Friday, May 11, 2012

What Have We Learned, Charlie Brown?

Charles Schulz is famous for creating the beloved cartoon, Peanuts. Charlie Brown, Lucy, Peppermint Patty, Linus, Marcy, and of course, Snoopy, have become icons throughout the world.

But what many people might not know is that Charles Schulz served in World War II as a staff sergeant. He was in Europe with the Twentieth Armored Division after D-Day and saw combat.

The war affected him deeply, and it appeared in his cartoon strips in various ways. But in 1983, he created a short cartoon called What Have We Learned, Charlie Brown? that was a tribute to the soldiers of World War I and World War II.

In the (too) short cartoon, Charlie Brown, Linus, Marcy, and Peppermint Patty, along with Snoopy, are in France as exchange students. While headed for the coast of Normandy, they take a wrong turn, and end up right near Omaha Beach. When Linus realizes where they are, he recalls the lessons he learned about D-Day and the Allied invasion and shares them with the other children. Real footage is blended within the cartoon to create an intriguing piece of art that manages to show the bold sacrifice and courage of that day without being frightening for the children's audience it was intended for.

As the kids explore the American cemetery, Dwight Eisenhower's voice emerges, discussing the Allies' fight for freedom against the tyranny of the Axis' powers. The next day, the kids end up in a field filled with poppies, and Linus recites the poem "In Flanders Field" by John McRae. Red poppies cover this particular cemetery that is filled with the fallen from World War I, and the words are haunting.

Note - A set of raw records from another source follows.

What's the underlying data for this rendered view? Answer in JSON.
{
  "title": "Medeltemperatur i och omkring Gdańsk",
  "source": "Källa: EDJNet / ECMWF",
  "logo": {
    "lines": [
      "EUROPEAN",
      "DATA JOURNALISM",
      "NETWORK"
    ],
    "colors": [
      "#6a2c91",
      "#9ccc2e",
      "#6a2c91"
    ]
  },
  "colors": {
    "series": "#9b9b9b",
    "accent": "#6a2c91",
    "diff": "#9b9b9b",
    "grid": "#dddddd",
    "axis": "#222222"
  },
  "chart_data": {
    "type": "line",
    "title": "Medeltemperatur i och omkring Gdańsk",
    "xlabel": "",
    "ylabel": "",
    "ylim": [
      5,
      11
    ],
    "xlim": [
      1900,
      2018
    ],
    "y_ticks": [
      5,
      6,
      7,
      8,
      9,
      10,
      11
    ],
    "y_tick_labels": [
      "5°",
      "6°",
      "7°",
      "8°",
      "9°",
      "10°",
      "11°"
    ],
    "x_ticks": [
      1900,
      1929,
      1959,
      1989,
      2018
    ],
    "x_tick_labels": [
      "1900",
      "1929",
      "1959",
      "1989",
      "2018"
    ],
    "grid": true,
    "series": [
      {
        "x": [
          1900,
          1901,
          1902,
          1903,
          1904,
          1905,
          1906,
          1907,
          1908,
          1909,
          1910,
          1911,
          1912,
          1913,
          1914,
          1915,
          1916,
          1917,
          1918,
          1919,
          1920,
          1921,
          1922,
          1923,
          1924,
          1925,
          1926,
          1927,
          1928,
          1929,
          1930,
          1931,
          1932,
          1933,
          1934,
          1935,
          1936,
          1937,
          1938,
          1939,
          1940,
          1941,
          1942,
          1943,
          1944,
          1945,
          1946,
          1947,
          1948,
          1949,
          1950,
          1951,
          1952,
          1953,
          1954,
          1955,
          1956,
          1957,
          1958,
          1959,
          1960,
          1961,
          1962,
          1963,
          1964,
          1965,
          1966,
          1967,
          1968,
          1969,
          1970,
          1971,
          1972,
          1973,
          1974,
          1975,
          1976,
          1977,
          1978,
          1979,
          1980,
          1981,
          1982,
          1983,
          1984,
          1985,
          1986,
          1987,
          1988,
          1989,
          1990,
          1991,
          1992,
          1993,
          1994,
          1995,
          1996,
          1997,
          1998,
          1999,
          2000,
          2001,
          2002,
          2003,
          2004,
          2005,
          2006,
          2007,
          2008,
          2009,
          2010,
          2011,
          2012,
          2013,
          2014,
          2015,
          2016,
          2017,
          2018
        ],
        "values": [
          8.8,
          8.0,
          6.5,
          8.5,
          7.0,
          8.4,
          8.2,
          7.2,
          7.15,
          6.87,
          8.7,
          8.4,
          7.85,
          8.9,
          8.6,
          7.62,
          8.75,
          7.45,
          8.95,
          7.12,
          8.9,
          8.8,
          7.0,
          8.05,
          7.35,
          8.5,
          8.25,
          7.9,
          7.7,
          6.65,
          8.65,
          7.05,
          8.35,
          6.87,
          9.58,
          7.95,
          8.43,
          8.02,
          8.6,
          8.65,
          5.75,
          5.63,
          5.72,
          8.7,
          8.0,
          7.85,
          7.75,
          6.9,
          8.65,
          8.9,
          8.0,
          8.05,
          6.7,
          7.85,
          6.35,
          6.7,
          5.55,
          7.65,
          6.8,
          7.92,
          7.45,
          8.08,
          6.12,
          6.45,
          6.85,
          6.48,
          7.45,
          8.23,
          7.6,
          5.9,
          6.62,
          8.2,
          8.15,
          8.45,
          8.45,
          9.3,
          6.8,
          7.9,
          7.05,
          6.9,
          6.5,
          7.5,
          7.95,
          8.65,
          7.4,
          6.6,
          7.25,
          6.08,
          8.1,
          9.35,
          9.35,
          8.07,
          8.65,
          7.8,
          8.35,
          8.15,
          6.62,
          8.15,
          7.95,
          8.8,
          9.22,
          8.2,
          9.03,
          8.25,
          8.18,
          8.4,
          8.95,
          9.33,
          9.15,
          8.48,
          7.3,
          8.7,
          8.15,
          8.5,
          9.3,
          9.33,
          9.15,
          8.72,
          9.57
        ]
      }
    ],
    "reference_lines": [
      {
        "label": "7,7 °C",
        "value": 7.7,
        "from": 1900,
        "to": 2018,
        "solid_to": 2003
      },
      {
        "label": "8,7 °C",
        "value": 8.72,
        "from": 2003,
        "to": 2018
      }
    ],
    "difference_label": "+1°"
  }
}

It is at the end of this poem that Linus turns to Charlie Brown and says, "What have we learned, Charlie Brown?"

The question is never answered, and this makes the short film all the more powerful. It is a question for children and adults, and it is one that is open-ended for a reason.

What have we learned?

6 comments:

Ron Scheer said...

Good to see you back. Thanks for this one.

Melissa Marsh said...

Ron - Lots of health issues culminating in a hysterectomy had me sidelined for awhile. I hope to post more often!

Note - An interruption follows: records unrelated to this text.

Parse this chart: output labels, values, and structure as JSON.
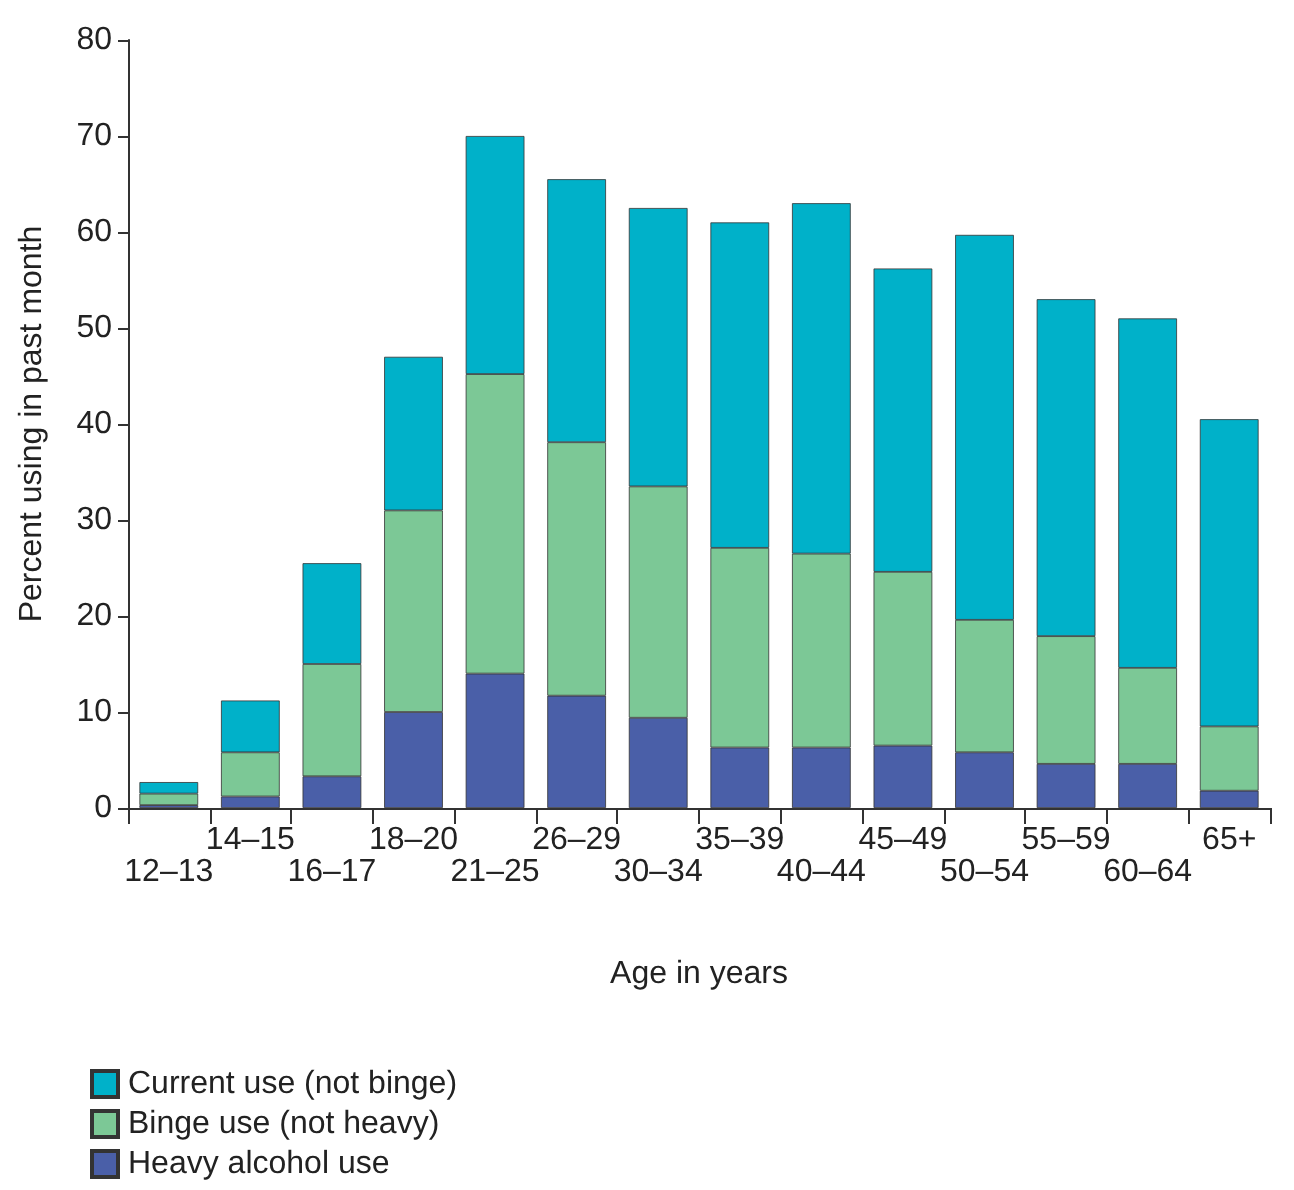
{
  "chart_data": {
    "type": "bar",
    "stacked": true,
    "xlabel": "Age in years",
    "ylabel": "Percent using in past month",
    "categories": [
      "12–13",
      "14–15",
      "16–17",
      "18–20",
      "21–25",
      "26–29",
      "30–34",
      "35–39",
      "40–44",
      "45–49",
      "50–54",
      "55–59",
      "60–64",
      "65+"
    ],
    "series": [
      {
        "name": "Heavy alcohol use",
        "color": "#4a5fa8",
        "values": [
          0.3,
          1.2,
          3.3,
          10,
          14,
          11.7,
          9.4,
          6.3,
          6.3,
          6.5,
          5.8,
          4.6,
          4.6,
          1.8
        ]
      },
      {
        "name": "Binge use (not heavy)",
        "color": "#7cc896",
        "values": [
          1.2,
          4.6,
          11.7,
          21,
          31.2,
          26.4,
          24.1,
          20.8,
          20.2,
          18.1,
          13.8,
          13.3,
          10,
          6.7
        ]
      },
      {
        "name": "Current use (not binge)",
        "color": "#00b1c9",
        "values": [
          1.2,
          5.4,
          10.5,
          16,
          24.8,
          27.4,
          29,
          33.9,
          36.5,
          31.6,
          40.1,
          35.1,
          36.4,
          32
        ]
      }
    ],
    "ylim": [
      0,
      80
    ],
    "yticks": [
      0,
      10,
      20,
      30,
      40,
      50,
      60,
      70,
      80
    ],
    "grid": false,
    "legend": "bottom left"
  }
}
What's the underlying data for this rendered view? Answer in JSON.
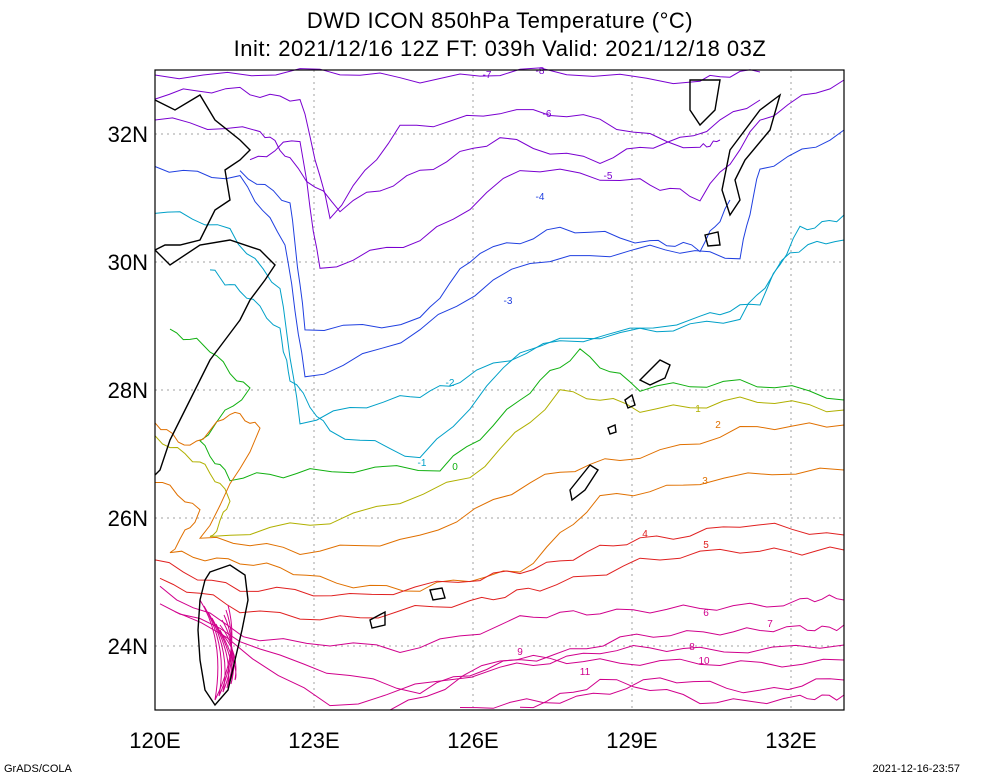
{
  "title": {
    "line1": "DWD ICON 850hPa Temperature (°C)",
    "line2": "Init: 2021/12/16 12Z  FT: 039h  Valid: 2021/12/18 03Z"
  },
  "map": {
    "lon_range": [
      120,
      133
    ],
    "lat_range": [
      23,
      33
    ],
    "x_ticks": [
      "120E",
      "123E",
      "126E",
      "129E",
      "132E"
    ],
    "y_ticks": [
      "24N",
      "26N",
      "28N",
      "30N",
      "32N"
    ],
    "grid": "dotted",
    "contour_interval": 1,
    "contour_labels": [
      "-8",
      "-7",
      "-6",
      "-5",
      "-4",
      "-3",
      "-2",
      "-1",
      "0",
      "1",
      "2",
      "3",
      "4",
      "5",
      "6",
      "7",
      "8",
      "9",
      "10",
      "11"
    ]
  },
  "colors": {
    "cold": "#7a00d0",
    "cool": "#2040e0",
    "cyan": "#00a0c8",
    "green": "#10b010",
    "yellow": "#b0b000",
    "orange": "#e07000",
    "red": "#e02020",
    "magenta": "#d0008c",
    "coast": "#000000",
    "grid": "#a0a0a0"
  },
  "footer": {
    "left": "GrADS/COLA",
    "right": "2021-12-16-23:57"
  }
}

"Sound Bytes from the Attic" said...

Bravo! Well said Melissa. I don't know how I missed this offering from Schulz. I've got to get this. I love Peanuts and miss Schulz' brilliance every day. What an American icon and artist. - Scott Lyons

Melissa Marsh said...

I think I remember watching it a long time ago, but to see it again was very heartening and humbling. I actually cried watching it.

happygirl said...

I have a stack of letters and a portfolio of drawings from my MIL's first husband who was killed on his fifth flying mission over Italy. The letters are from his training and time in Europe. My mil was pregnant with their first child. She was 18 and he was 21. I'd love to turn them into a story one day. <3

Melissa Marsh said...

Oh, happygirl, I hope you can do that someday. What precious items you have!